Santa came early this year in the shape of a press release by HMRC, "Two New Tax Proposals for 2009" – at least I thought so. Unfortunately, when you read the press release, it is rather less exciting than you might expect. The changes relate to the definition of ordinary share capital for determining the existence of a 75-percent subsidiary for group relief purposes, and to the computation of profits in foreign currency.

It is not unusual for preference shares to be issued without a fixed entitlement to dividend, even though they have no votes or any other rights of participation. This will cause them to be regarded as ordinary shares and this interferes significantly with the determination of who should be entitled to group relief – or, alternatively, provides opportunities for group relief to be claimed in an unexpected manner.

In effect from 1 January 2008, it is proposed that preference shares that would qualify as fixed rate preference shares if it were not for the existence of right to pay a lower dividend (or no dividend) in certain defined circumstances will be treated as fixed rate preference shares for group relief purposes. An election will be available to enable the change to apply to new share issues only.

This change seems to relate only to group relief and the definitions within Schedule 18 Taxes Act 1988 and not to the capital gains tax provisions in Section 171 TCGA 1992, whereby assets transferred between members of a 75-percent group are treated as taking place on a no-gain/no- loss basis.

The second proposed amendment is to allow companies to compute their profits or losses in the currency of the territory where the company operates. Fluctuations in exchange rates mean that the requirement for companies to convert the profits or losses of an accounting period into sterling at the average rate for the period can create difficulty. For example, where a loss arises, it must be carried forward in sterling and offset against future profits. However, foreign currency fluctuations may mean that the measure of foreign profits in the future could be different – and the press release quaintly says that both the taxpayer and the Exchequer are exposed to the exchange risk.

Accordingly, it is proposed that any unused losses at the start of accounting periods beginning on or after 1 January 2008 be converted into their functional currency at the start of the period and carried forward in that currency.

Corporation Tax: Small Companies Rate

HMRC have released a letter providing guidance on the new rules for associated companies for the purposes of the small companies rate of corporation tax.

These new rules came into force on 1 April 2008 and were designed to narrow the definition of associated companies. This definition had proved to be unacceptably wide, particularly in the context of film partnerships. All the partners in partnership are associates for the purposes of the associated company definition, and any company controlled by any of the partners in a film partnership would, therefore, be an associated company for the purposes of the small companies rate of corporation tax.
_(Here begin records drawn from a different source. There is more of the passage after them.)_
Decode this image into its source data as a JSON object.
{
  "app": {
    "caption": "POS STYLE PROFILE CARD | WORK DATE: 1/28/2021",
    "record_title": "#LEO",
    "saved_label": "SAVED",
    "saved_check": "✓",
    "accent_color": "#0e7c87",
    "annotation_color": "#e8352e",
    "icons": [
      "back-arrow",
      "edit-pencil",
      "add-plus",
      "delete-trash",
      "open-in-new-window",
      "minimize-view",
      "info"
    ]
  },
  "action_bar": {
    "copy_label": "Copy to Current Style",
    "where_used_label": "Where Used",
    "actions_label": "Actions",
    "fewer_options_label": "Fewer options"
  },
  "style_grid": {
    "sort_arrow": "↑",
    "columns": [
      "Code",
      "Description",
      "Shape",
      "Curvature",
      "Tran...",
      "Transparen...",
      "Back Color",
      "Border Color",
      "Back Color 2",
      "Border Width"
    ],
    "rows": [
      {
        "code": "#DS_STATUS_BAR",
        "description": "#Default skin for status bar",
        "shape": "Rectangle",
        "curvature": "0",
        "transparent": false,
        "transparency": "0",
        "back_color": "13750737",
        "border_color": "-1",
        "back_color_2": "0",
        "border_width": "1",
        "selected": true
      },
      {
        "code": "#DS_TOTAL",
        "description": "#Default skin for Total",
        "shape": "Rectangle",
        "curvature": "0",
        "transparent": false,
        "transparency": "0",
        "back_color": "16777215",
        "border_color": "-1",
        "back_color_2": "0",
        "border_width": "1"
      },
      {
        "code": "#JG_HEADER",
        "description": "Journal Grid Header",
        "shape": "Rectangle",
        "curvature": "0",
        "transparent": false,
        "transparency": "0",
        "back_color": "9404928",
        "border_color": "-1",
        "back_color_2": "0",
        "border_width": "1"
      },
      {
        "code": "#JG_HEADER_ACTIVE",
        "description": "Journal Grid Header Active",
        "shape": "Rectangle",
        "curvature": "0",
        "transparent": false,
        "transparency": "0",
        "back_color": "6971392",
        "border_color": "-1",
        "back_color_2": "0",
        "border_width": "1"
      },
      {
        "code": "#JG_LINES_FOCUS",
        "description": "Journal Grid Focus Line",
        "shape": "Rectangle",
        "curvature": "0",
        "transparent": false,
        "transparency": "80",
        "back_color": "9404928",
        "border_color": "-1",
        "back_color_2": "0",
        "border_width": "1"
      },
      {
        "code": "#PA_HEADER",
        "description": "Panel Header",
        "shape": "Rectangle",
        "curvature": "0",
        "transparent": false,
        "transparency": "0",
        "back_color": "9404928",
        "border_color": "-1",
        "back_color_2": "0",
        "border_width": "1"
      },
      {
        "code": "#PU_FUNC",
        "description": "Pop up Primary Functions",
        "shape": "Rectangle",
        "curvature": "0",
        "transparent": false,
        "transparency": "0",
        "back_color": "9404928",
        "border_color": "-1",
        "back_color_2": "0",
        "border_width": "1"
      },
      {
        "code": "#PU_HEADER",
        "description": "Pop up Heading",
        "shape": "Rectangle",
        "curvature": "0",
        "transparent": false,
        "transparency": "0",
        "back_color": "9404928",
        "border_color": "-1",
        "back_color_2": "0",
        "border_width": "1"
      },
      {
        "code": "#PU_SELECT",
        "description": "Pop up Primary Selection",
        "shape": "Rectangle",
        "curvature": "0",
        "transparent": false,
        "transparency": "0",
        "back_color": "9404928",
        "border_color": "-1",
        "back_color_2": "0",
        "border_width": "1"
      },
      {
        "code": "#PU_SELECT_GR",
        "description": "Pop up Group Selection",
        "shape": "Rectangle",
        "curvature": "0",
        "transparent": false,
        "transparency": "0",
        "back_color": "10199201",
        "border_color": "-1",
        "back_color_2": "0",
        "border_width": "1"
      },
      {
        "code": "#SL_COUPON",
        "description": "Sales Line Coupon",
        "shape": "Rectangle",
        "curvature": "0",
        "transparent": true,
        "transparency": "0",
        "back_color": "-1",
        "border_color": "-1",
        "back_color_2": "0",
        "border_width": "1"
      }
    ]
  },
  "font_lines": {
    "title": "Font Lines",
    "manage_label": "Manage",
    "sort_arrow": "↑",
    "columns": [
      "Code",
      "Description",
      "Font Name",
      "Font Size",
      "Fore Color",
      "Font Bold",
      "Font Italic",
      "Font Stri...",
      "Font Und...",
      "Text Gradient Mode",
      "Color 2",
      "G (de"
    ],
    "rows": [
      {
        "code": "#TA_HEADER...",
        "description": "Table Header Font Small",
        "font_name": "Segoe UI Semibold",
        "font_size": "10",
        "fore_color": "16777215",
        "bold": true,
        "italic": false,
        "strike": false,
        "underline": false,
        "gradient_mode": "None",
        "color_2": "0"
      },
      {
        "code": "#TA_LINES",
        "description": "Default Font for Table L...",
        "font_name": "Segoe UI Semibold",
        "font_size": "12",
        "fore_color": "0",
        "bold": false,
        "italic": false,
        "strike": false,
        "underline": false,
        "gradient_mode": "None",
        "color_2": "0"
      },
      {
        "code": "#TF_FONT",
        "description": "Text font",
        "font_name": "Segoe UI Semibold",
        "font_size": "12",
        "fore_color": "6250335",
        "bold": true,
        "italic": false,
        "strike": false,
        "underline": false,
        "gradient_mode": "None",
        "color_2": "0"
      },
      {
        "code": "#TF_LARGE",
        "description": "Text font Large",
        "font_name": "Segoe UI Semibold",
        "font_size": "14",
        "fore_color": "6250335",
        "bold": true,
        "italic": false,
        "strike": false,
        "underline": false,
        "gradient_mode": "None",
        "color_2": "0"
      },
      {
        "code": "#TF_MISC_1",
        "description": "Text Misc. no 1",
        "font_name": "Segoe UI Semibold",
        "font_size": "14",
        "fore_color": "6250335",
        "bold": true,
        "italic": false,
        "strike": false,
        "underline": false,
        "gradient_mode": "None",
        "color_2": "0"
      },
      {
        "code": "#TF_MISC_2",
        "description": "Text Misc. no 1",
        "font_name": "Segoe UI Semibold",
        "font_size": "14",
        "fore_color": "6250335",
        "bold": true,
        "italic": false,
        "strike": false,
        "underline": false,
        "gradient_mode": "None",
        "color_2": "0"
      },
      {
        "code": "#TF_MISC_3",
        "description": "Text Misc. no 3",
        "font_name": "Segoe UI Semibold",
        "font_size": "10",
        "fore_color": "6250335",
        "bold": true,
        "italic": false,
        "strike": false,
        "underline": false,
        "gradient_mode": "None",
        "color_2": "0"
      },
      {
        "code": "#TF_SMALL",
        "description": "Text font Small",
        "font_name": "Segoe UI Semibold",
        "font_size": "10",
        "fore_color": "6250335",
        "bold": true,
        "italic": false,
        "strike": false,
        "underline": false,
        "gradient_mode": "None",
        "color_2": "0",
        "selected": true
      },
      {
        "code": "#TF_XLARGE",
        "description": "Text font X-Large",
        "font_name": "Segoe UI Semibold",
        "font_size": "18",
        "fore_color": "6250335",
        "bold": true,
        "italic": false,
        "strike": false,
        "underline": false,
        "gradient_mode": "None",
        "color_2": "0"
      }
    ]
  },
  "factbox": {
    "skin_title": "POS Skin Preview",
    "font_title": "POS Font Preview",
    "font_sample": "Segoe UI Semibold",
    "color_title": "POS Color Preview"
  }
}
This was not only absurd, but imposed an impossible compliance burden on such partners. Accordingly, Section 35 Finance Act 2008 introduced a general exclusion from the associate rules in relation to rights held by other members of the partnership. However, this exclusion does not apply when there are "relevant tax planning arrangements" in existence that involve the taxpayer and any partner securing a reduction in the company's liability to corporation tax by reason of the small companies rate.

HMRC have confirmed that these changes will apply to periods only after 1 April 2008. Furthermore, they explain that as far as prior periods are concerned, enquiries regarding associated companies will be opened only in cases in which the amount of tax at risk is significant and where there is evidence of associated companies.